Trương Thanh Hằng

Medal record

Women's athletics

Representing Vietnam

Asian Games

Asian Championships

Asian Indoor Championships

Southeast Asian Games

= Trương Thanh Hằng =

Vietnamese middle-distance runner

Trương Thanh Hằng (born 1 May 1986 in Ho Chi Minh City) is a Vietnamese track and field athlete who specialises in middle-distance running events. She is the Vietnamese record holder over both 800 metres and 1500 metres.

She is one of Asia's foremost middle-distance runners, having been Asian champion over 800 m both indoors and outdoors. She was a double silver medallist for Vietnam at the 2010 Asian Games. She has also been highly successful at the Southeast Asian Games, where she has won gold medals on five occasions from 2005 to 2009.

==Career==
Born in Ho Chi Minh City, Thanh Hang won a national title over 1500 metres in 2004 and began to represent her country internationally the following year, beginning with a sixth-place finish at the 2005 Asian Athletics Championships. She won the 1500 m gold medal at the 2005 Southeast Asian Games, breaking the Games record and Vietnamese national record, and she also claimed the bronze medal in the women's 800 metres. Her next major competition was the 2006 Asian Games and she was knocked out in the qualifying rounds of the 800 m, but took fourth in her 1500 m speciality, improving her national mark to 4:17.66 minutes in the process.

At the 2007 Asian Athletics Championships Thanh Hang won the 800 m gold but was third in the 1500 m, behind Sinimole Paulose and Sara Bekheet. Further success came at the regional 2007 Southeast Asian Games, as she completed an 800/1500 m double with national record runs of 2:02.39 and 4:11.60 minutes. She attended no major events in 2008 but won a series of medals in late 2009. She won two bronze medals at the 2009 Asian Athletics Championships and gained an 800 m silver and 1500 m bronze at the 2009 Asian Indoor Games, setting national indoor records at both distances.
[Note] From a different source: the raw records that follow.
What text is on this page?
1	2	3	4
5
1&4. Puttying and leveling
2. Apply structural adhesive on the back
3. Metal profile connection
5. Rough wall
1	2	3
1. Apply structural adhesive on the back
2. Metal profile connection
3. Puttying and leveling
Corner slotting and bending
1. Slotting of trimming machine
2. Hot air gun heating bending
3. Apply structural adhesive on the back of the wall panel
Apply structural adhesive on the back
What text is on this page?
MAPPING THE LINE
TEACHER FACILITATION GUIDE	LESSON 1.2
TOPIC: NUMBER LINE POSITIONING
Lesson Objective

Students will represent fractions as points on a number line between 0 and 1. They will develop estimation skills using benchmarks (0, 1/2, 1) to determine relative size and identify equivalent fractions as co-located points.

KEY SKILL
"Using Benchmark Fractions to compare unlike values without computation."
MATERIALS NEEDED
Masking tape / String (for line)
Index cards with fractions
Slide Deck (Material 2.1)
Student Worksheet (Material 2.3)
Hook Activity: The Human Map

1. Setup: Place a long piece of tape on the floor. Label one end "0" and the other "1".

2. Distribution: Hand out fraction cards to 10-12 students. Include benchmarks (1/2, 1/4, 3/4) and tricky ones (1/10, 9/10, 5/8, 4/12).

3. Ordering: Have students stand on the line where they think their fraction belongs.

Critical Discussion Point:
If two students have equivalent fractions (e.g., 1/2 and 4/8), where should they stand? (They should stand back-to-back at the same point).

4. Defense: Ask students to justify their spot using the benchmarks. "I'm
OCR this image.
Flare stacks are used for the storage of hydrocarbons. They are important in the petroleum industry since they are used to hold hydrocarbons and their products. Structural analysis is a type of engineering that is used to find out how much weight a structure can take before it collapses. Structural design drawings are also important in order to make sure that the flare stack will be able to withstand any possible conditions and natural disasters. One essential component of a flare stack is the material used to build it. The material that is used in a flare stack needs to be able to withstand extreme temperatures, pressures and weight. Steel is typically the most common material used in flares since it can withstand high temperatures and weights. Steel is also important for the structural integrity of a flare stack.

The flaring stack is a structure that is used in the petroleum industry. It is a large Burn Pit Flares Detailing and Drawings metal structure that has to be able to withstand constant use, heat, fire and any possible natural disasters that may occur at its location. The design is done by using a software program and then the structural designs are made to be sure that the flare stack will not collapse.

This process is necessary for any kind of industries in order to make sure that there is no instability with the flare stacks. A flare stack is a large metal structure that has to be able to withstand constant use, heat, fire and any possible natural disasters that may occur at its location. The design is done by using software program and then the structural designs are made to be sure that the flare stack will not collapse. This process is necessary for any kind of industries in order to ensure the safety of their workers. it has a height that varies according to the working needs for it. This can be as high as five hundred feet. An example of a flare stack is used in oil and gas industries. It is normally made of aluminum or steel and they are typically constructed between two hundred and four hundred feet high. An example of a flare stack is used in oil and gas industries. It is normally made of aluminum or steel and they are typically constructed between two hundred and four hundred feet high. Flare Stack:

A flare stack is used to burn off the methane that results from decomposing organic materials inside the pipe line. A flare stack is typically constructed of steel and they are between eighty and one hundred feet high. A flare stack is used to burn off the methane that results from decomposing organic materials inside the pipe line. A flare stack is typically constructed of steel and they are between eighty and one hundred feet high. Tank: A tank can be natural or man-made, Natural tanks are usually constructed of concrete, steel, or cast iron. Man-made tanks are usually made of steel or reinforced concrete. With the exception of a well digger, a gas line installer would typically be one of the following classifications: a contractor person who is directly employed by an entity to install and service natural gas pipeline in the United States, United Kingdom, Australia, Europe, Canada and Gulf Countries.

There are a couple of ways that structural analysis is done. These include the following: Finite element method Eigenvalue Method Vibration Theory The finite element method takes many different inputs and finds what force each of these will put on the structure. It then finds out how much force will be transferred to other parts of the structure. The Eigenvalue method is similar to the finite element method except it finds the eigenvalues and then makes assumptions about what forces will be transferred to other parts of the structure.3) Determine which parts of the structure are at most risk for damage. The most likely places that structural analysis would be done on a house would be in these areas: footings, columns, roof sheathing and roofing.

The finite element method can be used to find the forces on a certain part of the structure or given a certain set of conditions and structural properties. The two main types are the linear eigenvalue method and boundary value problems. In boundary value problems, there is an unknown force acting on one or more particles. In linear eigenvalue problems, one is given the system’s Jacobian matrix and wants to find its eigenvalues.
She retained her titles at the 2009 Southeast Asian Games the following month, while her male compatriot Nguyen Dinh Cuong made it a middle-distance sweep for Vietnam.

She began her 2010 season at the 2010 Asian Indoor Athletics Championships in Tehran and was a comfortable winner of the 800 m. The 2010 Asian Games saw her career reach new heights as she knocked nearly five seconds off her 1500 m best to take the silver in a time of 4:09.58 minutes, beaten only by Maryam Yusuf Jamal the reigning world champion. Similar improvements came in the 800 m, where her new national record mark of 2:00.91 minutes brought another silver medal. She was one of only three athletics medallists for Vietnam at the 2010 Asian Games, the others being Vu Van Huyen and Vu Thi Huong.

At age of 25, Truong Thanh Hang has 5 gold medals from SEA Games, with the addition of three golds from the Asian championships. On that basis, the 2011 Southeast Asia Games was probably to serve only as a “cool down” to wrap up her busy season, before starting the build-up for the London Olympics. Thanh Hang delivered two gold medals as expected in both 800m and 1500m, clocking 2:02.65 and 4:15.75 respectively. The good times achieved following a closer battle from teammate Do Thi Thao who finished in second in both 800m (2:05.62) and 1500m (4:18.94). At the recent Asian championships she claimed the gold medal at 800m with 2:01.41, winning the silver in the 1500m (4:18.40).